Obviously, the traditional way of settling crises in the schools and the Universities in Ghana by condemning students has failed to remove the causes of student demonstrations in the country. Whereas students’ demonstrations may not cease to exist for good, it is felt that a great deal would have been achieved if the causes of such demonstrations were carefully probed into and the culprits – be they students or tutors- properly dealt with on the strength of the results of such investigations.
In themselves, students’ demonstrations are a wild means of selling student-tutor disputes in the schools. Such a manner of settling disputes in an institution, which is charged with the responsibility of training people to become responsible citizens cannot be entertained by anybody who believes r in discipline. However, the real not problems or the causes of the dispute in the schools are not resolved merely by blaming everything on the students.
One possible way of checking the rise in students’ demonstrations may be found in the employment of sociologists and psychologists as advisers to the school-authorities and the Board of governors.

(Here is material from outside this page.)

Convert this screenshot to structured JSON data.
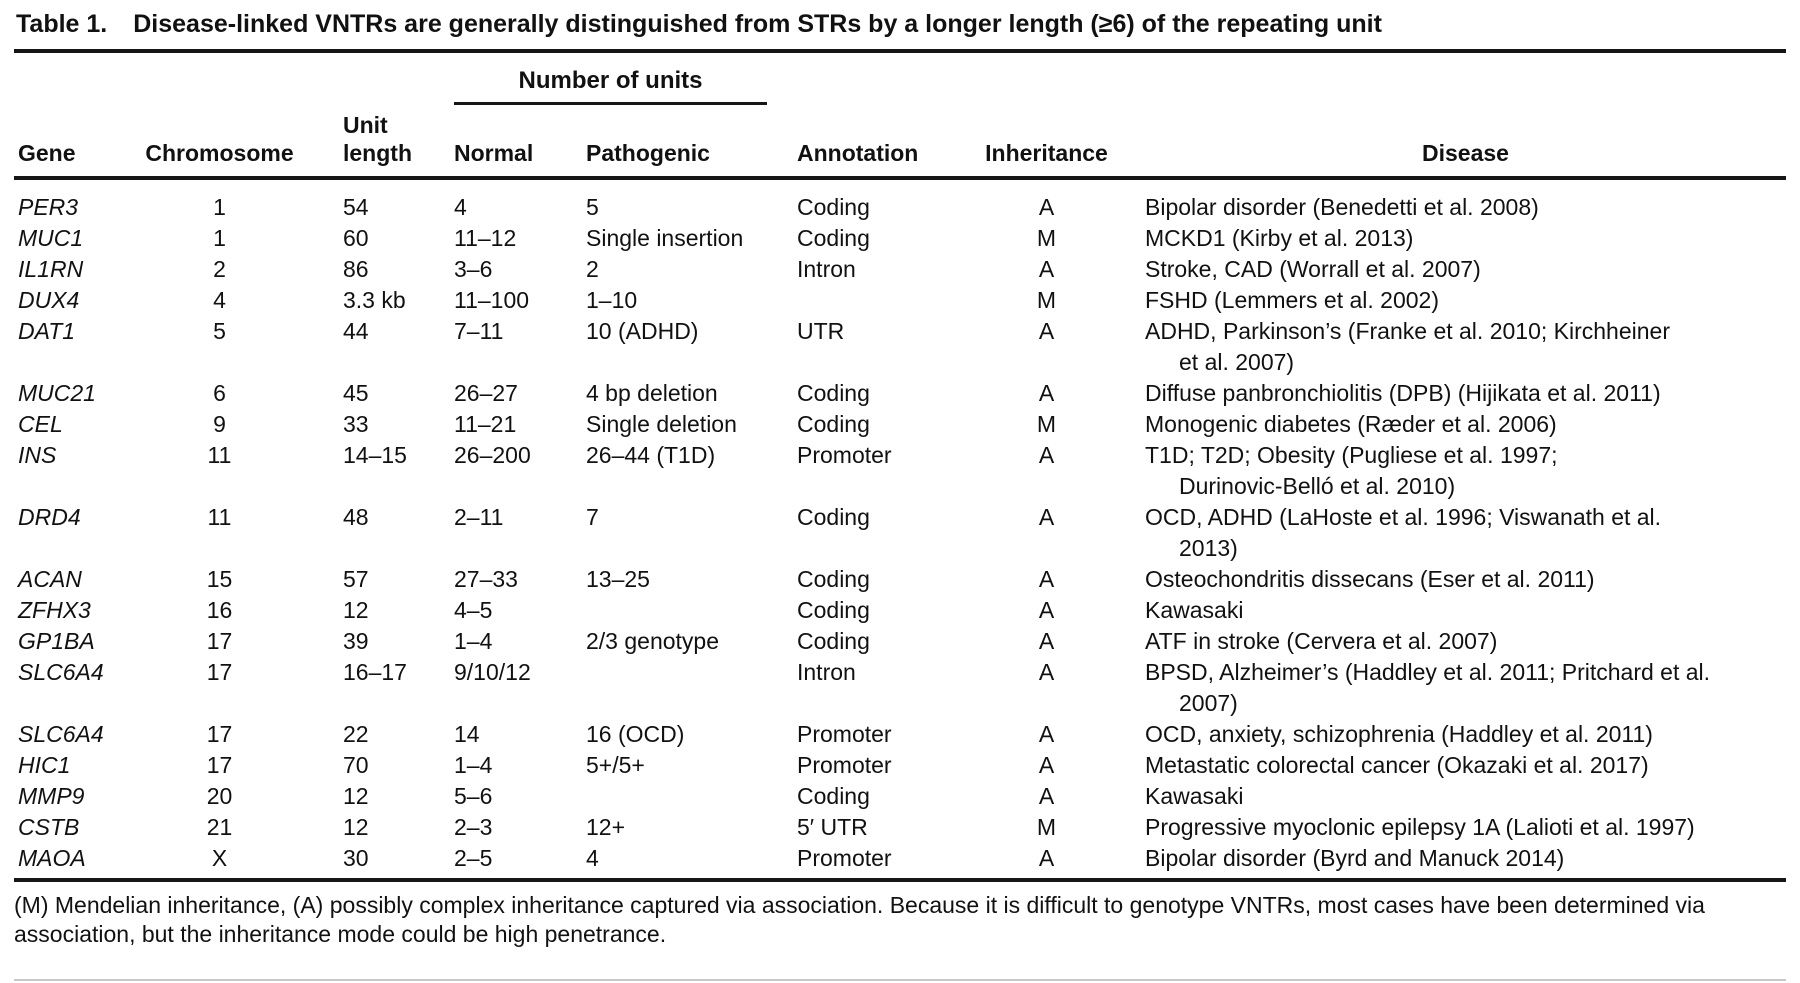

These specialists would be in the position to study the social and psychological atmosphere in the school which more often than not germinates these demonstrations. They could also advise students on some of their demands which are at times beyond the means of their authorities.
Students have been demanding that they should be represented on such bodies as the University Council and the Academic Boards. Perhaps these students could be advised to learn from the experiences of students in other Universities outside Ghana. Such students’ representations have often proved a failure because the deliberations which are made by these University bodies are beyond students’ competence. Besides, the meetings of these bodies consume so much of the students’ precious time that the students themselves are withdrawing their representations. It would be advisable for students to limit themselves and their demands to those areas of educational matters which affect them directly and for which they have the competence.
A mere representation on such bodies as the University Council and Academic Boards makes a mockery of students’ demands for democratic practice in the Schools and Universities.